Afterward I developed a hankering for Moroccan tea. The hotel's wireless internet helped me find a place called L'Orienthé a few metro stops away. Even though I got us lost for a while we got helpful directions from a conveniently placed information kiosk. After arriving at our destination we ordered a package that included a chance to enjoy a shisha (sometimes called a hookah, with no funny stuff in this one), some drinks, and a plate of baklava. Naturally I was the only one in our group interested in the shisha, but I enjoyed it all the same, choosing the flavor of pomme (recalling the local word for apple from my middle school French class: Thanks, Miss Prince!). Jenny and Vienna followed up by finding us a nearby chocolatier, where we continued our culinary celebration.
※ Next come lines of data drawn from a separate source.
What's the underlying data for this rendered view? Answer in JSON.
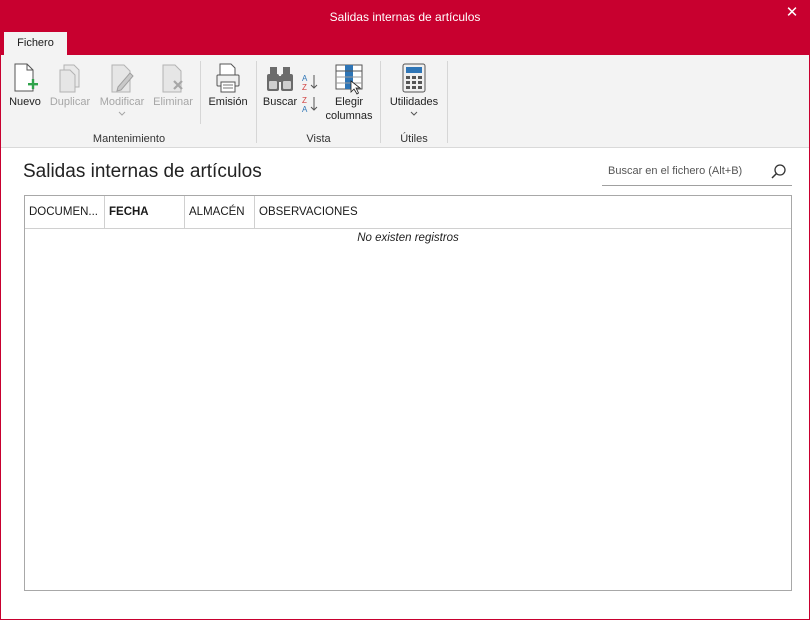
{
  "window": {
    "title": "Salidas internas de artículos",
    "close_glyph": "✕"
  },
  "tabs": [
    {
      "label": "Fichero"
    }
  ],
  "ribbon": {
    "groups": {
      "mantenimiento": "Mantenimiento",
      "vista": "Vista",
      "utiles": "Útiles"
    },
    "buttons": {
      "nuevo": "Nuevo",
      "duplicar": "Duplicar",
      "modificar": "Modificar",
      "eliminar": "Eliminar",
      "emision": "Emisión",
      "buscar": "Buscar",
      "elegir_columnas_1": "Elegir",
      "elegir_columnas_2": "columnas",
      "utilidades": "Utilidades"
    }
  },
  "content": {
    "title": "Salidas internas de artículos",
    "search_placeholder": "Buscar en el fichero (Alt+B)"
  },
  "grid": {
    "columns": [
      "DOCUMEN...",
      "FECHA",
      "ALMACÉN",
      "OBSERVACIONES"
    ],
    "empty_message": "No existen registros"
  },
  "colors": {
    "accent": "#c8002f",
    "ribbon_bg": "#f3f3f3",
    "icon_green": "#2fa34a",
    "icon_blue": "#2e75b6"
  }
}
We so enjoyed Rue St. Denis that we committed to walking back to our hotel, unconcerned about the number of blocks in our way. The balconies were filled with laughing people who drank and chatted as the sun began to set. I lost track of the time as we surveyed the jaunty nineteenth century architecture, the colorful and quirky murals, and the endless array of bursting flower arrangements that seemed to balance perfectly between wildness and cultivation. We then spied a splashing fountain and people relaxing in a leafy park, Square Saint-Louis, and we had to change our course to join them. Beyond, Rue Prince-Arthur beckoned with its boisterous pedestrian walk and throngs of locals and tourists searching for dinner. Vienna recalls that this road inspired the three of us to wish we could photograph everything in sight. We selected Les Deux Gamains and commenced to a two-hour meal, assisted by a server who genuinely cared that we balance the timing of courses and drink selections to ensure that our palates could enjoy the meal as intended. Even so, I threw things off a bit by starting with a Sazerac. No matter; the meal, even including some sort of "spicy fruit soup," was superb. As rain began to drizzle, transforming the streets into blurry streams of twinkling lights (I think the drinks contributed to this effect), we concluded our first night in Montreal with a relaxing walk back to our perfect room.